Trump’s initiative will deliver another benefit: the effort has the potential to help PJM tackle a significant roadblock: improving the accuracy of its forecasts for demand growth. With tech giants paying for the power plants they need, the approach could weed out speculative projects that have skewed demand growth projections, something we discussed earlier.

As Bloomberg notes, the involvement of Democratic governors – including Pennsylvania’s Josh Shapiro and Maryland’s Wes Moore – is seen by the Trump administration as helping to anchor the effort, since state policies have driven recent changes in the power mix, including the retirement of coal and gas plants. The initiative is also seen aiding hyperscalers by ensuring reliable power supply, and it could be a model for other parts of the country, the White House official said.

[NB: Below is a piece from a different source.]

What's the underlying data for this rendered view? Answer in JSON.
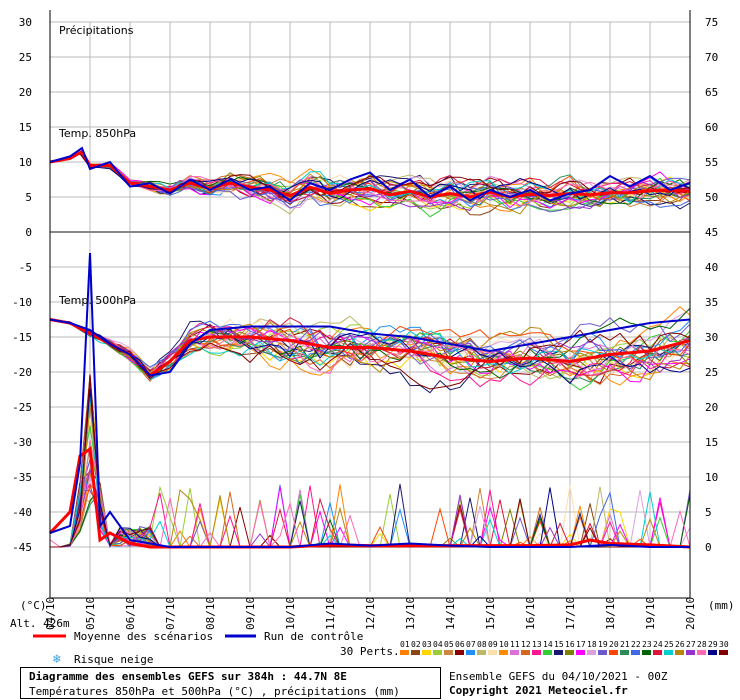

Governors are committing to implement and assign these costs to the data centers, ensuring the price of these new power plants doesn’t land on the average household, the White House official said.

PJM’s auctions have emerged as a political flashpoint in the national debate about affordability after prices reached record levels in 2024. Although Pennsylvania’s Shapiro struck a deal with PJM to cap prices in future auctions, costs hit new highs in two subsequent sales. In fact, had it not been for an implicit cap in the latest auction, residential prices would have been 60% higher (see “Inside The PJM Auction Report, Something Crazy: Without Price Controls, Electricity Bills Would Explode”.) 

The most recent auction, in December, also fell 6.6 gigawatts short of supplies, which PJM blamed on the frenzy to build massive data centers. PJM is now being asked to extend the price cap for auctions held through this year, the White House official said.

While the statement of principles being signed Friday isn’t a binding legal document, administration officials have discussed the plan with a host of stakeholders, from PJM executives and state officials, to utilities, power-plant developers, Wall Street and the hyperscalers building these data centers, the official said.